Compared with the results of the non-false network, the maximum benefit of the defender increased by 32.52% when the available resources were between 0.3 and 0.7. At the same time, in the face of different battle architecture defense strategies, this method can effectively improve the use efficiency of limited network defense resources, and the cost-effectiveness ratio can be increased by 37.44%. The false network based on logical default attention map convolution network can improve the defender’s benefit and reduce the network’s vulnerability at lower false cost.

Conclusion

In the network attack and defense confrontation, how to reduce the frailty of their own architecture and gain more benefits is a challenging practical problem. Based on the advantage of game theory, this paper solves the problems of incomplete information, more types of attackers and less rational degree, and provides decision-making support for the active protection of infrastructure network.

Based on the Stackelberg game model, a Bayesian Stackelberg game model based on false network is constructed. Construct false network based on logical default attention map convolution network, break the limitation problem of network reset, so that the defender can take advantage of asymmetric information and gain “first-mover advantage” at the same time. Based on Bayesian prior probability game, the case of multi-type attackers is considered, and the worst result of non-rational attackers is avoided by strong \(\varepsilon\) equilibrium solution. Finally, the strategy preference of the defenders and attackers under different available resources is obtained by solving the game model, which provides reference for the resource allocation of the defenders. The simulation experiment shows that this method can effectively transfer the attack damage, thus protecting the infrastructure network and improving the overall defense capability of the network.
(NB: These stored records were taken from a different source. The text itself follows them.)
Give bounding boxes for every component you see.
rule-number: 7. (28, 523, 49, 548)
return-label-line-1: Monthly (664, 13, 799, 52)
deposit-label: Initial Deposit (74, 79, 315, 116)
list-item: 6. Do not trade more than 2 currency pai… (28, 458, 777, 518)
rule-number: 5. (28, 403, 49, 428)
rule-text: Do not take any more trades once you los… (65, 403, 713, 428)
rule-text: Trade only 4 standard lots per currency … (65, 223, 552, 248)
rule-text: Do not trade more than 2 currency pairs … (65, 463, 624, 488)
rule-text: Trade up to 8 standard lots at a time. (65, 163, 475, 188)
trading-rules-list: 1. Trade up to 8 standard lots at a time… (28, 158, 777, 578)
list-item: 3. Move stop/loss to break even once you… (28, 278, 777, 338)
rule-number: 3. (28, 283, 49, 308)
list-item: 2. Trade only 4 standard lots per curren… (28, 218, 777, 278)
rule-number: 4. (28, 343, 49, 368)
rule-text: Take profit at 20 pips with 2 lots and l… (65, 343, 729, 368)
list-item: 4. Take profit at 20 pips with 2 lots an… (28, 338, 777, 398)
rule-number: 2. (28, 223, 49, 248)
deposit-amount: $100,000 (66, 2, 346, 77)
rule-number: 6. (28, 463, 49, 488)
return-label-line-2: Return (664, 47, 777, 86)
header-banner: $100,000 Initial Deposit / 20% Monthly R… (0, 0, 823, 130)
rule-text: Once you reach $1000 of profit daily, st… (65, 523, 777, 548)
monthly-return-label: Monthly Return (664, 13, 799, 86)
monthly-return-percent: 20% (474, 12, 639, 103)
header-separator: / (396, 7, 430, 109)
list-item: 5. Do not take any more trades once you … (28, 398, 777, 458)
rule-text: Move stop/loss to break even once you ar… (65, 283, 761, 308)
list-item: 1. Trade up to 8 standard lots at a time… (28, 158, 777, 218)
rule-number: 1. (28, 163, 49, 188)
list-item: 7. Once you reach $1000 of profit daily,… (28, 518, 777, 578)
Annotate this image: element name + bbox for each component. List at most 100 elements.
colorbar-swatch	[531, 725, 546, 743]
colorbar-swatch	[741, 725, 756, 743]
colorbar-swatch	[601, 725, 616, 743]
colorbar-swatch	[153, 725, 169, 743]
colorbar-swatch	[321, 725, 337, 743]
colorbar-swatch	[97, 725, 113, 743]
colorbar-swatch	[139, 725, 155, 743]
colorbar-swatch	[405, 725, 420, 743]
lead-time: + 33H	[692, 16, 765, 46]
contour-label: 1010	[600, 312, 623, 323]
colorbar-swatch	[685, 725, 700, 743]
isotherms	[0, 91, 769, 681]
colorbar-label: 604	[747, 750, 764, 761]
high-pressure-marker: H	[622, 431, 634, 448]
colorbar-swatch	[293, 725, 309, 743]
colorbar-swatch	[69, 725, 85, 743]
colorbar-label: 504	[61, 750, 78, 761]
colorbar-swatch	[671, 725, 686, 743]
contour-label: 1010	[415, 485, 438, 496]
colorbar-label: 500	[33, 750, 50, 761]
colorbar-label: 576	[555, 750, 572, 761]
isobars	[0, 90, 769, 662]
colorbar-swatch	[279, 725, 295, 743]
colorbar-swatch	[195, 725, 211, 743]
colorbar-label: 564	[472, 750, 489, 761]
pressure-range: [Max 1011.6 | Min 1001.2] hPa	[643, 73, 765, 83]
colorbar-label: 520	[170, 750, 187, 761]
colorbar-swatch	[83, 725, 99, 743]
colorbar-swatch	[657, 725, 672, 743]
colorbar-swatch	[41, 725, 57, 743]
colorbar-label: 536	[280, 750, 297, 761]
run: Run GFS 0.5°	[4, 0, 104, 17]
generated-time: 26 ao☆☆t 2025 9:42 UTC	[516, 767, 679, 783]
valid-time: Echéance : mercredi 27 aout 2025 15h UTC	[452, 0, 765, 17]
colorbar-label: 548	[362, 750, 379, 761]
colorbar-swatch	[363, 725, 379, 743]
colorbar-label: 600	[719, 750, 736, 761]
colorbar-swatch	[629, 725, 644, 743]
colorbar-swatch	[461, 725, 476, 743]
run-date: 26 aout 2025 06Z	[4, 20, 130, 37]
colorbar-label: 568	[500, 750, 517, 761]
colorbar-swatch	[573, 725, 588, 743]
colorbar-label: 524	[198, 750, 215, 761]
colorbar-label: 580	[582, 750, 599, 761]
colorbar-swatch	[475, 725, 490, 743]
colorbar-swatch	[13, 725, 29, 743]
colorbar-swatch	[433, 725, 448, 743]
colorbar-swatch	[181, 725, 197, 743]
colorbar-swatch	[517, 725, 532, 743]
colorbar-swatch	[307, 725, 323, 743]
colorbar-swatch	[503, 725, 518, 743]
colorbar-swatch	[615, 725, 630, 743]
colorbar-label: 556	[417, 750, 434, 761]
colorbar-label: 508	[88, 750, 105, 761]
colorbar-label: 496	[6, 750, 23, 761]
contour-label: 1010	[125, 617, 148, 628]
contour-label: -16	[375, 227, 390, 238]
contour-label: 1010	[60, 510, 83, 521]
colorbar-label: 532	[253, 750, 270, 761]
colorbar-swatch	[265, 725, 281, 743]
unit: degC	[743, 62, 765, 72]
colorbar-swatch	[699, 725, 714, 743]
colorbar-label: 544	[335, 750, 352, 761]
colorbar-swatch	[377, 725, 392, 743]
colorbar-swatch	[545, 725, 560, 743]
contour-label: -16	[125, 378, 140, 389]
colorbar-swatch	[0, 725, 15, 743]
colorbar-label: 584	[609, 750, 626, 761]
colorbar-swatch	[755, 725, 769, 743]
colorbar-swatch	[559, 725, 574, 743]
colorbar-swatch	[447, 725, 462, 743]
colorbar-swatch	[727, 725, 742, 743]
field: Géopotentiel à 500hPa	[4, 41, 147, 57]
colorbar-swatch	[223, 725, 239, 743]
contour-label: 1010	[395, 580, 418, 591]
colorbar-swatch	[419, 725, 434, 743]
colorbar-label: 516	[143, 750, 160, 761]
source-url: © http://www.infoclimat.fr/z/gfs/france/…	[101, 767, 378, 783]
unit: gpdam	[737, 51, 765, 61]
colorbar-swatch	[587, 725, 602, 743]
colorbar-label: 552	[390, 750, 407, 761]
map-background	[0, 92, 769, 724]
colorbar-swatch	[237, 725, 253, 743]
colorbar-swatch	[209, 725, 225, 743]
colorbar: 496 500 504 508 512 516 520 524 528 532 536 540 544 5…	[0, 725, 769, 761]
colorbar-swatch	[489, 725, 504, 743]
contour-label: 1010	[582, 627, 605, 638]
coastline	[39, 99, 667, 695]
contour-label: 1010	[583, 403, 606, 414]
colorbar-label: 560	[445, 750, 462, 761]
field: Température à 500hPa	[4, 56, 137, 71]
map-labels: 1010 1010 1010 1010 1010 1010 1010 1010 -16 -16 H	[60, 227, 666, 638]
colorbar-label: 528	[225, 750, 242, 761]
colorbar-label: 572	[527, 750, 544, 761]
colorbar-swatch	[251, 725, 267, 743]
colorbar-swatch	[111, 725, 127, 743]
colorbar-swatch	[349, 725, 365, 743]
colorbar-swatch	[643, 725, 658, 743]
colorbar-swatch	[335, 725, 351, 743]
The defense department releases false information about the infrastructure network to the terrorists, allowing them to choose the target of attack in the false network, while releasing some false defense plans to strengthen the protection of key nodes. Although false networks have significant defensive advantages in theory, in practice, defenders may face the challenge of attackers analyzing disinformation through deep learning techniques or large-scale computing. Future research should focus on how to improve the dynamic adaptability and anti-jamming ability of false networks to cope with more complex attack strategies.